I sought out an online network of ministers. I grew encouraged by women who have been doing youth ministry for as long as I have been alive, and also grew with noobs like myself. Yet there still weren’t a lot of women in these communities; this may be representative of the youth ministry community (especially with similar theological dispositions as mine), representative of women like me who were afraid to speak up, or representative of women who have time to network on top of other things (like raising families).

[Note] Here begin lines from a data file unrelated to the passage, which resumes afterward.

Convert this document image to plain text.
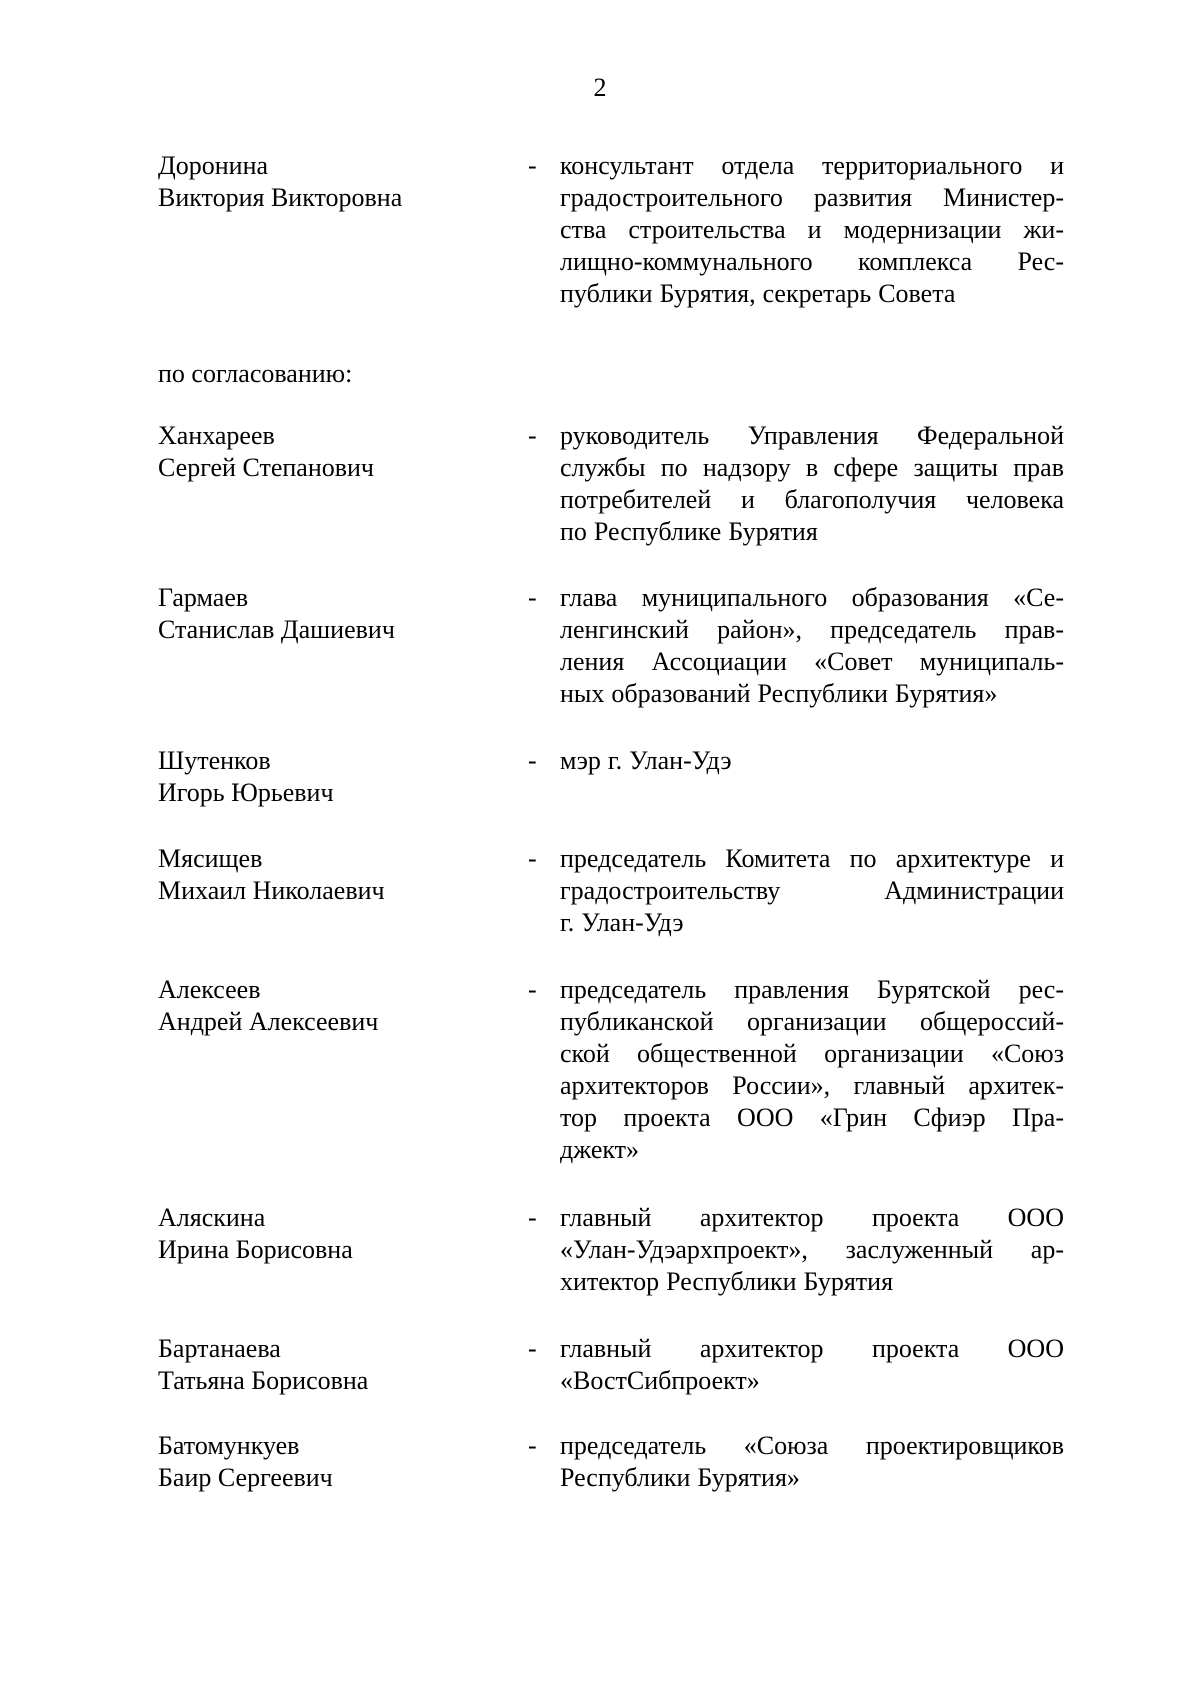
2
Доронина
Виктория Викторовна
- консультант отдела территориального и
градостроительного развития Министер-
ства строительства и модернизации жи-
лищно-коммунального комплекса Рес-
публики Бурятия, секретарь Совета
по согласованию:
Ханхареев
Сергей Степанович
- руководитель Управления Федеральной
службы по надзору в сфере защиты прав
потребителей и благополучия человека
по Республике Бурятия
Гармаев
Станислав Дашиевич
- глава муниципального образования «Се-
ленгинский район», председатель прав-
ления Ассоциации «Совет муниципаль-
ных образований Республики Бурятия»
Шутенков
Игорь Юрьевич
- мэр г. Улан-Удэ
Мясищев
Михаил Николаевич
- председатель Комитета по архитектуре и
градостроительству Администрации
г. Улан-Удэ
Алексеев
Андрей Алексеевич
- председатель правления Бурятской рес-
публиканской организации общероссий-
ской общественной организации «Союз
архитекторов России», главный архитек-
тор проекта ООО «Грин Сфиэр Пра-
джект»
Аляскина
Ирина Борисовна
- главный архитектор проекта ООО
«Улан-Удэархпроект», заслуженный ар-
хитектор Республики Бурятия
Бартанаева
Татьяна Борисовна
- главный архитектор проекта ООО
«ВостСибпроект»
Батомункуев
Баир Сергеевич
- председатель «Союза проектировщиков
Республики Бурятия»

On my university campus I was an officer for a national organization dedicated to educating and discipling a generation of ministers. I also intentionally developed relationships with women in the college of ministry/theology, offering a support and model of a woman who “made it” (even in an SBC church!). This was my baby—I found my voice and became a role model for women in ministry. This is where I found the ability to be a woman in ministry—a bold leader who embraces her spiritual gift of teaching and womanly gifting of exhortation for the Kingdom of God.
What do I personally want? I want the stereotypes to end. I don’t fit the current mold—I’m not athletic, I don’t own TOMS, and my guitar skills are mediocre at best. And just because I’m a woman doesn’t mean I can’t control my PMS and I’m too emotional to give hard truth to people (anyone who knows me can tell you I’m a truth-puncher). I want people to look at me and not see a little girl wanting to play church, but a woman who is passionate about ministry and is theologically and practically trained. I want people to stop thinking that because I’m not married, every aspect of my life needs to be devoted to the church and I need to be willing to step in for “extra tasks”. I don’t want people to expect me to stop ministering when I actually do marry and have children. And when I do decide to have children, I want a church staff to not find another minister just because I need a pregnancy leave. I want church staffs to take me seriously, not as “the girl on staff,” but the Youth PASTOR. I want to be paid the same as a man would in my position, because I’ve worked for it just as hard, if not harder because of the gender-persecution I have overcome. I want to “preach” and not “share,” and maybe even in “big church” once in a while. I want churches to quit asking me how I relate to teenage boys, when they don’t ask men how they relate to teenage girls. More than anything, I want people to understand my Biblical and cultural convictions that women can be leaders within the local church.
I know that I haven’t experienced everything there is to see in ministry. I’m sure I will see more discrimination. But even more, I will see a generation of women rising up and embracing opportunities for leading within the Church. I want to be a part of the generation of youth ministers (both male and female) that don’t just teach theologically that a woman can take part in ministry, but show practically so that women won’t be afraid of leading.